Peña Nieto'nun devlet başkanlığının ilk yıllarında cinayetlerde düşüş yaşandı. Fakat 2015'te bir artış oldu. Devlet başkanlığının son dönemine gelindiğinde cinayet sayıları modern Meksika tarihindeki en yüksek rakama ulaşmıştı. Uzmanlar bu durumu elebaşlarına yönelik stratejiden gittikçe uzaklaşılmasına ve çeteler arasındaki bölgesel çekişmelere bağlıyor.

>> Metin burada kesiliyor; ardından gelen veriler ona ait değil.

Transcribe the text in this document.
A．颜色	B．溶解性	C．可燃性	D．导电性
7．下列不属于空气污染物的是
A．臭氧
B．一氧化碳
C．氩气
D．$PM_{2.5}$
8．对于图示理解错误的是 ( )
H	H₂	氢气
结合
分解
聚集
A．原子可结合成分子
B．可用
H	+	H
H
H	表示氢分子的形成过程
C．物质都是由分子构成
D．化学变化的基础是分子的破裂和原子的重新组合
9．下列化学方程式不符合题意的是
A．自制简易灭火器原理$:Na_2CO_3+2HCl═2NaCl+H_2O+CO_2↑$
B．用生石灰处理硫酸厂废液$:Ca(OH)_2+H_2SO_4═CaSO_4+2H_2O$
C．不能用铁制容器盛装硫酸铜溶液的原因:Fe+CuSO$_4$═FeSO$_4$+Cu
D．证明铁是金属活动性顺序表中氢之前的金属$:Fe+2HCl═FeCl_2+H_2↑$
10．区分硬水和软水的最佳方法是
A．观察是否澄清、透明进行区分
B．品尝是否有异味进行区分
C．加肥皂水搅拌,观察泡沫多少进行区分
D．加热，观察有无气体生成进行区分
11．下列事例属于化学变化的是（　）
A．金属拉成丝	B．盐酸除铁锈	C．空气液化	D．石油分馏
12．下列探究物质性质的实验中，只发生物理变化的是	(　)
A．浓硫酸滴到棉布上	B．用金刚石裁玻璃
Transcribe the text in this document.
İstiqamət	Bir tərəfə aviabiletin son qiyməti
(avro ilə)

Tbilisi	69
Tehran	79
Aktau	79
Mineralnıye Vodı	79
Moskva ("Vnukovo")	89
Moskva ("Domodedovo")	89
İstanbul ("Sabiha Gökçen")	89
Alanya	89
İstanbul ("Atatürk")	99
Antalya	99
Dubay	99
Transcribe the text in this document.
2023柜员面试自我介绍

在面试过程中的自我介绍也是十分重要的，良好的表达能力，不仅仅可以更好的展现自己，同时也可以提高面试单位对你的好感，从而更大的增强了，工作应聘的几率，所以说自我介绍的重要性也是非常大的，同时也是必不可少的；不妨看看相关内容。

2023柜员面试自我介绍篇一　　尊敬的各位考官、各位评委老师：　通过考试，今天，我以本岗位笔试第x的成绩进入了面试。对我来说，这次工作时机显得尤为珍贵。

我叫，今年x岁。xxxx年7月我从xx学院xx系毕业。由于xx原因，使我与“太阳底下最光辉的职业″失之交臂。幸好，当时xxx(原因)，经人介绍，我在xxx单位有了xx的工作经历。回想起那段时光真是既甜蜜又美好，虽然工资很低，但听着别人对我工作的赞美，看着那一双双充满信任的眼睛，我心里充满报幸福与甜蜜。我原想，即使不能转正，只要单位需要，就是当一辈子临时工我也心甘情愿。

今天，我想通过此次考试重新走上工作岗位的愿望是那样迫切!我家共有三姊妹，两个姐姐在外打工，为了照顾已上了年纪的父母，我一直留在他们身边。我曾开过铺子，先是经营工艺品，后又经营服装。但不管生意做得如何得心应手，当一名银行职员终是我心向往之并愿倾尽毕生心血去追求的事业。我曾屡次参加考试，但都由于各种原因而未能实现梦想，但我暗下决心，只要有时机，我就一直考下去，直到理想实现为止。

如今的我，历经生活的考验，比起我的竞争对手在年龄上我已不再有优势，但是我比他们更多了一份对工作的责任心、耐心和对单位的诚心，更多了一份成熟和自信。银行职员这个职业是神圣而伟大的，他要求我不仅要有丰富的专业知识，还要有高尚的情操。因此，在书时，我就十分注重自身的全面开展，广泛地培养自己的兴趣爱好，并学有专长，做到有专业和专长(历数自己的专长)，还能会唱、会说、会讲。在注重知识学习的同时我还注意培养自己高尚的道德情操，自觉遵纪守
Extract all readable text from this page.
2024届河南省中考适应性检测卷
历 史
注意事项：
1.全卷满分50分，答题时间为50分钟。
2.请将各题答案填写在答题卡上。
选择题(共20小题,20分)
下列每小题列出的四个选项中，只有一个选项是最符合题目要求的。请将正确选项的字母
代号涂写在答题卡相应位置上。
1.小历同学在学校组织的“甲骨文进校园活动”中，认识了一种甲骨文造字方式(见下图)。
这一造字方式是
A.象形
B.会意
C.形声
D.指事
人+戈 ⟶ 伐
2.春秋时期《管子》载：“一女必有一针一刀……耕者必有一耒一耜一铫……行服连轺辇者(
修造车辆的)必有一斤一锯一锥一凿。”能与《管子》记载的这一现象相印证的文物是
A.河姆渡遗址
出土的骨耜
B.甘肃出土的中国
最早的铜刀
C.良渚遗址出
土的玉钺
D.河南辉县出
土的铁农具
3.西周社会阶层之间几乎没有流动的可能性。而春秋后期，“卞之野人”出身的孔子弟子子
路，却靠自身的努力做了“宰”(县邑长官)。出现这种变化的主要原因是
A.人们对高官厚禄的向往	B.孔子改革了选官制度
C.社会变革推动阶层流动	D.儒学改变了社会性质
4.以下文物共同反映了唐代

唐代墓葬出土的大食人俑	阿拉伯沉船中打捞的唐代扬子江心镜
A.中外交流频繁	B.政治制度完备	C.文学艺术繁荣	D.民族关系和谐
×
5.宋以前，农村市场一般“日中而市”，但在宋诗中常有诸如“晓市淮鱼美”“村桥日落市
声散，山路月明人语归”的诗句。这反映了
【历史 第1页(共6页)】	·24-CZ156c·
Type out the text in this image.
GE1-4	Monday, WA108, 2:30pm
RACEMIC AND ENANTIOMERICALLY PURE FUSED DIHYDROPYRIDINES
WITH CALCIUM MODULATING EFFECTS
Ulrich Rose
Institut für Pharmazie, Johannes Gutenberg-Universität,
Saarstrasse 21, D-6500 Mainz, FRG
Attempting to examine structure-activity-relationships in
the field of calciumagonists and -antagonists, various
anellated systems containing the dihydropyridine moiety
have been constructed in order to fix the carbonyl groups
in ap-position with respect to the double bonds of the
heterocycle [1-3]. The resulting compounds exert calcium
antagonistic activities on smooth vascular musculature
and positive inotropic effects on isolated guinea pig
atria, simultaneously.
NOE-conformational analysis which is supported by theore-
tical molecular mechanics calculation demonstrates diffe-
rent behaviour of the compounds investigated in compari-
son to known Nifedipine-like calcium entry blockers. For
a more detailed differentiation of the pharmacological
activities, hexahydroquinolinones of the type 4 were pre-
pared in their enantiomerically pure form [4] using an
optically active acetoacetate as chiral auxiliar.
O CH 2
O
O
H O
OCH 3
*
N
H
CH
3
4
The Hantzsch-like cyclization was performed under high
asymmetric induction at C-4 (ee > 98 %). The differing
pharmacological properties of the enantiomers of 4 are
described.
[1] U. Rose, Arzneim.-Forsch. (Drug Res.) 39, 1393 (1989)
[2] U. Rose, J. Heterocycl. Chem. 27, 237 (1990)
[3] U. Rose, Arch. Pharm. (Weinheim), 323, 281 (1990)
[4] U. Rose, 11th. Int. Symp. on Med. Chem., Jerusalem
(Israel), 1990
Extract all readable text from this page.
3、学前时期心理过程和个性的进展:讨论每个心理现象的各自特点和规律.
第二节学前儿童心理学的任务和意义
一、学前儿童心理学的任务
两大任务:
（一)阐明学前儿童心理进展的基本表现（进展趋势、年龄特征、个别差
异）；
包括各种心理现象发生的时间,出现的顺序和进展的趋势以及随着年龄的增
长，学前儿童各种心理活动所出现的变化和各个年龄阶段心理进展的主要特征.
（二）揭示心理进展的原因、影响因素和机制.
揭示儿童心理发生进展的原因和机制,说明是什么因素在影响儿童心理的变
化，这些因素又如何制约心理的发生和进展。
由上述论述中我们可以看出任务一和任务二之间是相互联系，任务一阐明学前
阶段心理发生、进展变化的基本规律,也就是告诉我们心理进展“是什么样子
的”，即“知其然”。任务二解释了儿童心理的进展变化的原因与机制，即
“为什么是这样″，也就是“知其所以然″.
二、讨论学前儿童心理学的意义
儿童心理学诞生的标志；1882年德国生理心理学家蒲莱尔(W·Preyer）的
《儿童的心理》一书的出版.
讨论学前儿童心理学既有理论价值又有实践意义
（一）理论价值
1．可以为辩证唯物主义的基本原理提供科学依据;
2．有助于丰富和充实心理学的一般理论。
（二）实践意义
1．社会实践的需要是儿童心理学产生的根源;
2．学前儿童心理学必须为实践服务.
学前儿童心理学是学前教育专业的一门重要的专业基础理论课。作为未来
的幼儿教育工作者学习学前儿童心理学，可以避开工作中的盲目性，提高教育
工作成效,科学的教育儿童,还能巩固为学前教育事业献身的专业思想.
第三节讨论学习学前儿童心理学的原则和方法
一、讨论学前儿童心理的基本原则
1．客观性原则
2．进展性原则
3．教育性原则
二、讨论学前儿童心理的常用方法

Andrés Manuel López Obrador (2018–): Devlet Başkanı Andrés López Obrador göreve geldikten kısa bir süre sonra hükümetinin kartel liderlerini ele geçirme girişimlerinden uzaklaşarak bunun yerine güvenliği geliştirmeye ve cinayet oranlarını düşürmeye odaklanacağını açıkladı. Örgütlü suçlara karşı takındığı "kurşunlama değil kucaklaşma" yaklaşımı sorunun sosyoekonomik etmenlerini ele almayı hedefliyor.
İdaresindeki yönetim yolsuzluk karşıtı bir hareket başlatarak kartellerin finansmanını sekteye uğrattı. Ayrıca uyuşturucuları suç olmaktan çıkarmayı ve alt kademe kartel üyelerine af çıkarmayı önerdi.
López Obrador her ne kadar stratejisini yeni bir yaklaşım olarak lanse etse de bazı uzmanlar güvenliği artırmak için yeni bir ulusal muhafız gücünü devreye sokmak gibi adımların seleflerinin taktiklerinin tekrarı niteliğinde olduğunu söylüyor. Tüm bunlar olurken Meksika'daki cinayet oranları da rekor seviyelerde gezinmeye devam ediyor.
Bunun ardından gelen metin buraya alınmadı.